© Laurent Lavignac
Grimper pour un monument culturel Escalade industrielle
Quand les échelles et les échafaudages touchent à leurs limites, place aux cordistes. Laurent Lavignac et son entreprise réalisent une intervention particulière au Panorama Bourbaki, à Lucerne.
Le tableau est irréel. Deux grimpeurs tout équipés se tiennent prêts, devant un paysage hivernal, à se hisser sur des cordes bleues et orange qui pendent. Dans la neige derrière eux, des chevaux à terre, morts ou épuisés. Partout, des soldats, debout ou assis, certains se réchauffant auprès de feux improvisés.

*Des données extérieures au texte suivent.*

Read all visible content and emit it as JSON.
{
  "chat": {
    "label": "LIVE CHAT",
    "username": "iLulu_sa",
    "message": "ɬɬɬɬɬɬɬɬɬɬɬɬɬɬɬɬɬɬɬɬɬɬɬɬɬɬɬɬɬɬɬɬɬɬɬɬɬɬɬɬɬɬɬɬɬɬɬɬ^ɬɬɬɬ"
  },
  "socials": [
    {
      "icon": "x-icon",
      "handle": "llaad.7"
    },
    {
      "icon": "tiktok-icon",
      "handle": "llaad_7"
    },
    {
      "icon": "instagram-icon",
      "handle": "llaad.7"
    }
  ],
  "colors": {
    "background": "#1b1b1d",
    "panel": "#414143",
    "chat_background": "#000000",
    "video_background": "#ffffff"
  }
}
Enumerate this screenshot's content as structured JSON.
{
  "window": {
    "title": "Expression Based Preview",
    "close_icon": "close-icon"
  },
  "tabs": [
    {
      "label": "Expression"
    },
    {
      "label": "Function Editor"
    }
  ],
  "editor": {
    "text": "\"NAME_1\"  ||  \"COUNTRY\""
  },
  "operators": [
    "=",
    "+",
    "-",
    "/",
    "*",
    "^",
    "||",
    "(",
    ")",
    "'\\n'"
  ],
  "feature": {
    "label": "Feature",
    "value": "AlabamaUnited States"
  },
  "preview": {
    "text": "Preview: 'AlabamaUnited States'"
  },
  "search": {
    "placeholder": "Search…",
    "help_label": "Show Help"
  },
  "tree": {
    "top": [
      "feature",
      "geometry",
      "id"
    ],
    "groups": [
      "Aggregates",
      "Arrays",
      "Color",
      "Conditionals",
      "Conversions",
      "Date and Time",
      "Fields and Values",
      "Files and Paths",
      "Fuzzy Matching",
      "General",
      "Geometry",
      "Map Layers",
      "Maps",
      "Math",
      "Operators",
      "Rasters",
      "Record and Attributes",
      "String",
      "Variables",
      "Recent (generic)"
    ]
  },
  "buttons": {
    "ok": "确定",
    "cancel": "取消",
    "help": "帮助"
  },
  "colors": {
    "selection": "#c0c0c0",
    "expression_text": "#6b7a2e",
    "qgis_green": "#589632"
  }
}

Ce tableau hivernal a été peint en 1881 par Edouard Castres. Cette œuvre circulaire de 112 mètres par 10 représente l’internement de 87 000 soldats français, qui trouvèrent refuge en Suisse pendant l’hiver 1871. Les troupes avaient été commandées par le général Charles Bourbaki et étaient donc aussi connues sous le nom d’«armée Bourbaki». Le Panorama Bourbaki est conservé au musée du même nom, à Lucerne. Les deux grimpeurs aux manches retroussées travaillent pour l’entreprise Nordwand Arbeit am Seil GmbH et jouent un rôle considérable dans la restauration du musée.
Au début de l’année, le Panorama Bourbaki de Lucerne a fait l’objet de grands travaux de rénovation pour un montant de 800 000 francs. Le bâtiment circulaire érigé à la Löwenplatz a été construit en 1889 pour accueillir le panorama, considéré aujourd’hui comme un monument culturel européen. Sous la coupole, un baldaquin, des voiles solaires et un immense cylindre de tissu assurent un éclairage optimal et renforcent l’effet tridimensionnel.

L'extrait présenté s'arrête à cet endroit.